HFCL Stock Rallies 200% on AI Boom: Is the Rally Overheated?
The surge in Artificial Intelligence (AI) and data centre infrastructure is creating unexpected winners in the Indian market, with HFCL emerging as a standout performer. After delivering nearly 200% returns in just six months, investors are now questioning whether the optical fibre giant is undervalued or reaching a point of overheating.
The Data Centre Tailwinds Driving Growth
While much of the AI discourse focuses on software, the physical infrastructure required to power AI is where the real money is moving. India’s data centre IT load is witnessing an explosive growth cycle; according to Nomura, capacity is expected to expand from 350 MW in 2019 to nearly 1.5–1.6 GW by 2025. This represents a CAGR of approximately 29%, significantly outpacing the global average of 20%.
As a leading manufacturer of optical fibre cables, HFCL is positioned at the heart of this connectivity boom. The demand for high-speed data transmission required by AI-driven workloads and 5G rollouts has transformed the company from a domestic player into a global technology contender.
A Radical Financial Turnaround
HFCL’s stock performance is backed by a fundamental shift in its financial profile. The company has moved from a period of losses to robust profitability, driven by a richer product mix and a massive expansion in exports.
Key financial highlights include:
- Revenue Growth: FY26 consolidated revenue reached a record Rs 4,949 crore, nearly doubling year-on-year.
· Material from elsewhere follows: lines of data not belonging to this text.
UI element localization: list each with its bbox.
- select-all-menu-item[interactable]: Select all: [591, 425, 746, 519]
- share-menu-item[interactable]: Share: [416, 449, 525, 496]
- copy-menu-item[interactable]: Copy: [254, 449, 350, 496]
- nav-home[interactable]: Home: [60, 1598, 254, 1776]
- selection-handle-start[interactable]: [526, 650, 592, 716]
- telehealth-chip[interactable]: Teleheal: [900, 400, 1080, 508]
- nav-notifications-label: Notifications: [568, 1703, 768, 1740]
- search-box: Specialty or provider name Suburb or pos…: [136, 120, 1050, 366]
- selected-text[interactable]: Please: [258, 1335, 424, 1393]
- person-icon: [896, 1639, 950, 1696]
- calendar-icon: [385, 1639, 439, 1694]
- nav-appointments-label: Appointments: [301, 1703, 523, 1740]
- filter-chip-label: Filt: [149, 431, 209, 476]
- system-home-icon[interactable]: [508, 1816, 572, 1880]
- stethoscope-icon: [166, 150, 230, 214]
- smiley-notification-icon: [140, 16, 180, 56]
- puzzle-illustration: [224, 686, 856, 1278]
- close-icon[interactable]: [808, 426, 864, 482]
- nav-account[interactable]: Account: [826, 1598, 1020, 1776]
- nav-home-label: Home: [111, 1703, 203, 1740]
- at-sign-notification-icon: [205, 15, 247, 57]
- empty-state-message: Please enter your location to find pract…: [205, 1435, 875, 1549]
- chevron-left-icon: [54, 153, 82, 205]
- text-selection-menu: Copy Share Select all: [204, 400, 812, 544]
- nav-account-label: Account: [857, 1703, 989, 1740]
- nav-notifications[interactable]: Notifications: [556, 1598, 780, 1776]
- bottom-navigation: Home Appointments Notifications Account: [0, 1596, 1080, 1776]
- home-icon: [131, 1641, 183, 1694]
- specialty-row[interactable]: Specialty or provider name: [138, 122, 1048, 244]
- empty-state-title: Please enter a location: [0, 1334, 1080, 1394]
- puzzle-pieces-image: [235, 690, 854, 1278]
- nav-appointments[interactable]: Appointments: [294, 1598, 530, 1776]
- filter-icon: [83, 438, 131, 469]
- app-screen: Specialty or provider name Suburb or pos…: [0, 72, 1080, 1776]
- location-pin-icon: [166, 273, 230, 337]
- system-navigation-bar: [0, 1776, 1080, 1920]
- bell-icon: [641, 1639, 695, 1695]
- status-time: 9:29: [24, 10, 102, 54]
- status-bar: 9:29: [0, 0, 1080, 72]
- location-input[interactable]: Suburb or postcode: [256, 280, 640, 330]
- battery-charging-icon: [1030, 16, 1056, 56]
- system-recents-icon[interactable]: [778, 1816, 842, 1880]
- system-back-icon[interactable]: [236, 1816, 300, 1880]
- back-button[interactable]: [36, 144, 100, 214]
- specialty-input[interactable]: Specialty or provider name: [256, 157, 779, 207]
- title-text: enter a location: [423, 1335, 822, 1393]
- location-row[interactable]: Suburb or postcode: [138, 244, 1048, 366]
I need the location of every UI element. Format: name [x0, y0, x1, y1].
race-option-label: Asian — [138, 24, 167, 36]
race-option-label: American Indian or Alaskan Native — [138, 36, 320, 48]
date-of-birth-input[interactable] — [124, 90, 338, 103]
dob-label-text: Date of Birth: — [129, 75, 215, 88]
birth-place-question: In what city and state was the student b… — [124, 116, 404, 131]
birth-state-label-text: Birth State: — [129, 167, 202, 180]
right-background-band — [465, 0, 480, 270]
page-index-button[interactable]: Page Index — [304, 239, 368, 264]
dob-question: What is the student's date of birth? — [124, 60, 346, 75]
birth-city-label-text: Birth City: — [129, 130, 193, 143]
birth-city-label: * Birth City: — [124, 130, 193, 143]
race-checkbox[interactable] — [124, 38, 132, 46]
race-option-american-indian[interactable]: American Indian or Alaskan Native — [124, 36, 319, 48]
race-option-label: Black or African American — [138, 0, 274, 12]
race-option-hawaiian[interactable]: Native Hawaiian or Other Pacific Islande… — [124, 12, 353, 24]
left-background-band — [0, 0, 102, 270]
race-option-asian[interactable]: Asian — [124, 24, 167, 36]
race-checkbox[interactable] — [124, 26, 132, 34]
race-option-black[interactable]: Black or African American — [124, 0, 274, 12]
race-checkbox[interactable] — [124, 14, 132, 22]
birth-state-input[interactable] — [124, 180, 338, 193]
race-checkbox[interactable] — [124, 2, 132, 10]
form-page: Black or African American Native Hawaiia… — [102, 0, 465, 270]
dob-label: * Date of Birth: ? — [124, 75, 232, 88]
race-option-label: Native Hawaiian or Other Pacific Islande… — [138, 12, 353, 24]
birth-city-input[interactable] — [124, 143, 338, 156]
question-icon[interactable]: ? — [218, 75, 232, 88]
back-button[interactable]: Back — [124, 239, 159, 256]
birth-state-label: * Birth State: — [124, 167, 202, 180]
- Profitability Swing: The company moved from a loss of Rs 83 crore in the previous year to a profit after tax (PAT) of Rs 184 crore in the March quarter.
- Export Dominance: Export revenue has surged from 11% of sales in FY24 to nearly 41% in FY26, with management aiming for over 50% by FY27.
- Order Book Strength: The company boasts an all-time high order book of approximately Rs 21,200 crore, including a massive international contract worth Rs 10,159 crore.
Diversification into Defence and Aerospace
Beyond connectivity, HFCL is aggressively scaling its presence in high-margin sectors like defence and aerospace. The company is leveraging new manufacturing capabilities, including a 1,000-acre facility in Andhra Pradesh and a dedicated defence unit in Hosur.
Analysts from Geojit note that the defence vertical offers significant medium-term visibility, with electronic fuses nearing commercialisation. The company aims for defence-related revenue to reach Rs 400–500 crore in FY27, potentially scaling to over Rs 1,000 crore by FY28.
The Valuation Debate: High Risk or High Reward?
Despite the stellar momentum, the stock's rapid ascent has brought valuation concerns to the forefront. HFCL currently trades at a trailing P/E multiple exceeding 70x, which is significantly above its historical averages.
While the company’s long-term revenue aspiration of Rs 10,000 crore and its guidance of 20-25% revenue growth for FY27 provide a credible growth pathway, the stock is now firmly in the "high-risk, high-reward" category. For investors, the key will be whether HFCL can execute its massive order book and maintain margin expansion to justify its current premium.
Key Takeaways
- Infrastructure Play: HFCL is a primary beneficiary of India's data centre expansion, which is growing at a 29% CAGR.
- Diversified Revenue: The company is successfully pivoting from a domestic fibre maker to a global player with strong footprints in exports, defence, and aerospace.
- Valuation Caution: With a P/E ratio above 70x, the stock's sustainability depends on its ability to convert its Rs 21,200 crore order book into durable earnings.